Residential Advisor (RA) and House Manager (HM) position applications will be combined in the same application process this year, with the application for both positions due Feb. 7. Applicants can apply for one or both positions and indicate their preferences on the application.
While this application process will be similar to previous years for RAs, HMs will now be selected before program house residents are chosen, with students applying for program housing after spring break. The previous process for selecting HMs chose an HM for a program house from its accepted applicants, which Associate Director of Residential Life Maureen Isleib believes created disproportionate chances for interested students to become HMs.
“Some students would apply not because they wanted to be an HM, but because they knew someone had to step up for the sake of the house,” Isleib wrote in an email to The Argus. “In other houses, there would be a number of strong candidates seeking the HM position and yet we could only offer the position to one of them. This new process creates a space for students wanting the leadership opportunity as an HM to seek that, while those who are solely interested in the house mission can focus their energies accordingly.”
For Womxn of Color House (WoCoHo) HM Charity Russell ’21, her enthusiasm after being selected as a resident for WoCoHo drove her to apply for the HM position.
“I went on to apply to be house manager just because I was really excited about getting into the house, and then I thought I could be a really cool fit and have more of a say of what goes on in the house and be able to create a nice cohort of women of color,” Russell said. “I really enjoy spaces where I can see people that look like me, can identify with me and understand my experience, especially at Wesleyan, so it was something that I really wanted to do.”
Because HMs will no longer come from a pool of residents selected by the previous house’s residents, current program house residents will have less of a say in selecting next year’s HM. While Russell emphasizes the value of having house residents’ input, based on her experience being selected as HM she believes ResLife will be able to pick an HM who can effectively work towards a program house’s mission.
“I do think that it’s really important to have more of a peer input on who is going where just because living in a house is a really great experience in that you know a lot about the community that you would like to create,” Russell said. “But at the same time, ResLife staff are very holistic in the way that they see things, and I do think that it’s not like, ‘Oh, like they will never be able to, to successfully pick a house manager because they don’t live in the house.’ They also know the house missions and they understand them.”

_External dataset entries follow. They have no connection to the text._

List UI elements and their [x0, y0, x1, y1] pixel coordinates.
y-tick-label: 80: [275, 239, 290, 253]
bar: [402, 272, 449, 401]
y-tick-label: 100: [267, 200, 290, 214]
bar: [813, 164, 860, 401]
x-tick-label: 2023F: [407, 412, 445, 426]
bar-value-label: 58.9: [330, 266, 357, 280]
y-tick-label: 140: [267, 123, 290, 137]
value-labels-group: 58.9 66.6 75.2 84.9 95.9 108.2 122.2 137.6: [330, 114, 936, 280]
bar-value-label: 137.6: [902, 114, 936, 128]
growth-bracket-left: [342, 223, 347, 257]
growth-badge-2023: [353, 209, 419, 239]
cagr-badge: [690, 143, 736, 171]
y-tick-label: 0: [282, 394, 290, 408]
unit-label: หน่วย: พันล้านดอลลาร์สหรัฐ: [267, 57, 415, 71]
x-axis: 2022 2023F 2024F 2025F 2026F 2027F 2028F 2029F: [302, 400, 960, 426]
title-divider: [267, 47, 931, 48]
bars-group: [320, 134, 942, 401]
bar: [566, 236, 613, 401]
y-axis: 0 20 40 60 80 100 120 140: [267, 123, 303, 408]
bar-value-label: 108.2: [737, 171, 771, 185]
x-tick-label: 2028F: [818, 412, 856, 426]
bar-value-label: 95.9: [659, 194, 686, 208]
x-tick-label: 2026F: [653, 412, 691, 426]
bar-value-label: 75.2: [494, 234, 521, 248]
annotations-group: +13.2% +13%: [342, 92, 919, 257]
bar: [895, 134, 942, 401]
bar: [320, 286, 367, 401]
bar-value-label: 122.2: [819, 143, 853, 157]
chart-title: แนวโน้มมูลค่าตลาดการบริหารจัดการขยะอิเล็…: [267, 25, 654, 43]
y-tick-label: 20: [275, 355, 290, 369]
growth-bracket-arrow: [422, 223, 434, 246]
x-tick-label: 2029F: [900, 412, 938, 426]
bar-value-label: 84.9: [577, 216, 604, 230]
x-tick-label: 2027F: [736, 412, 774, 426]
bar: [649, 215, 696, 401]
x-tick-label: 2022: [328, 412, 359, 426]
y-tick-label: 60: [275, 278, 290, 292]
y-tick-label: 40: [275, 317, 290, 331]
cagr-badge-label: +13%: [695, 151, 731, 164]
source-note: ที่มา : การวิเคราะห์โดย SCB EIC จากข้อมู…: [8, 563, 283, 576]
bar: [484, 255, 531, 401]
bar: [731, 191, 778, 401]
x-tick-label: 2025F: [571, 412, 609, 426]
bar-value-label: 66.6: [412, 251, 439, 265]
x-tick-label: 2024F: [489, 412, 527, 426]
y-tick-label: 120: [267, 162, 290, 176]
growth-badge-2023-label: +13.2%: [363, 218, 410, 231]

Due to ResLife playing a larger role in assigning HMs to houses, Isleib emphasizes the care that needs to be taken to place HMs in appropriate houses.

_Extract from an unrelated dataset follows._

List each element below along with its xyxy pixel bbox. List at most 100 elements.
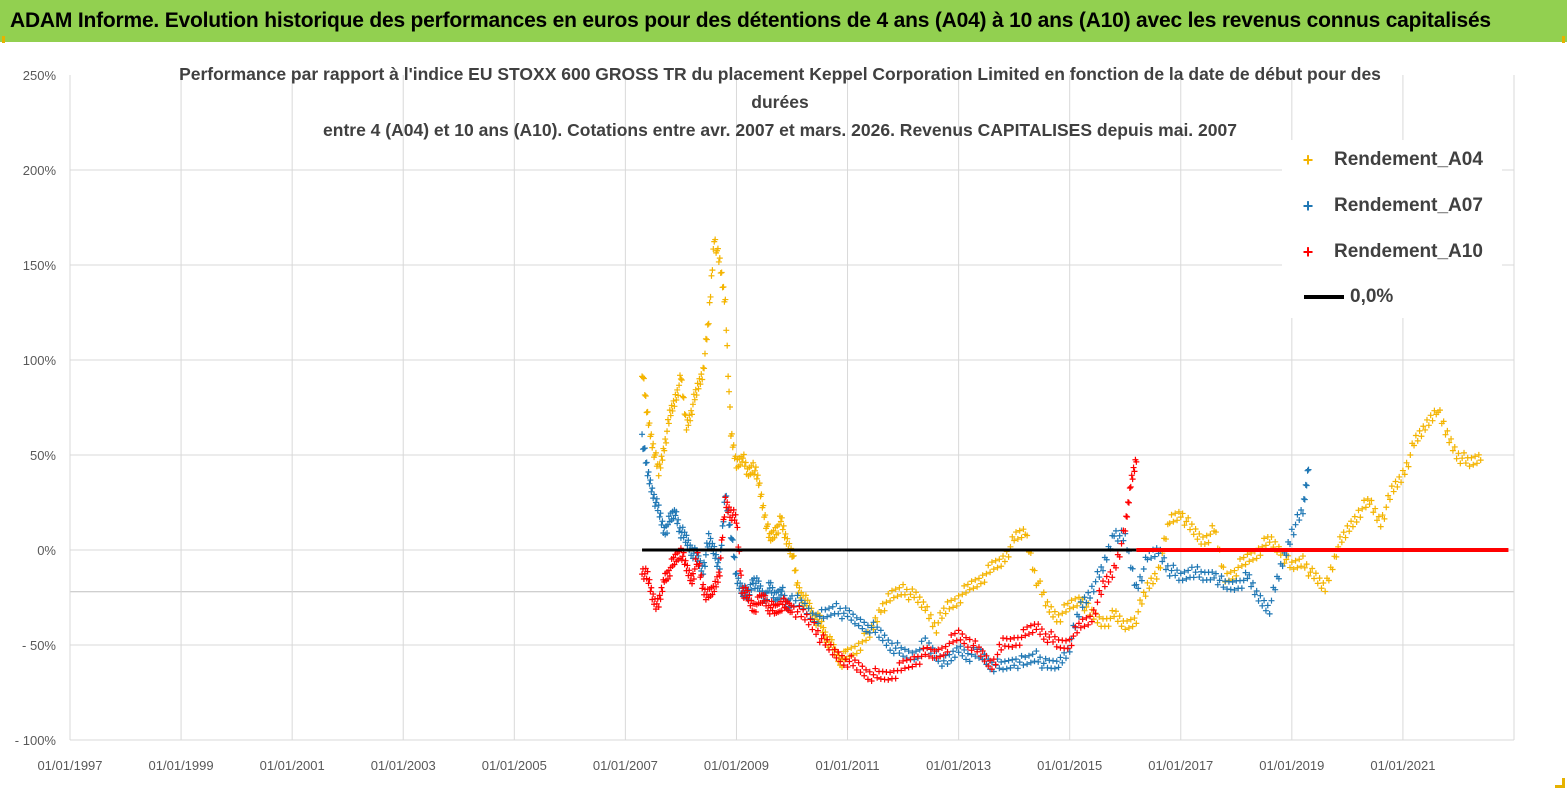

“It should also be noted that students will have an opportunity to preference particular houses, and will be asked questions regarding those missions in the interview,” Isleib said. “We recognize that not everyone is a candidate for any house and need to be thoughtful and intentional in our hiring assignments.”
Isleib hopes this change will both provide a pool of HM alternates for HMs who study abroad in the spring and also prevent prospective program house residents from vacating their program house if they are chosen as RAs. Under the current system, students leaving their program houses after being accepted as an RA causes more boarders, or residents who do not participate in house activities and event planning, to be placed in program houses.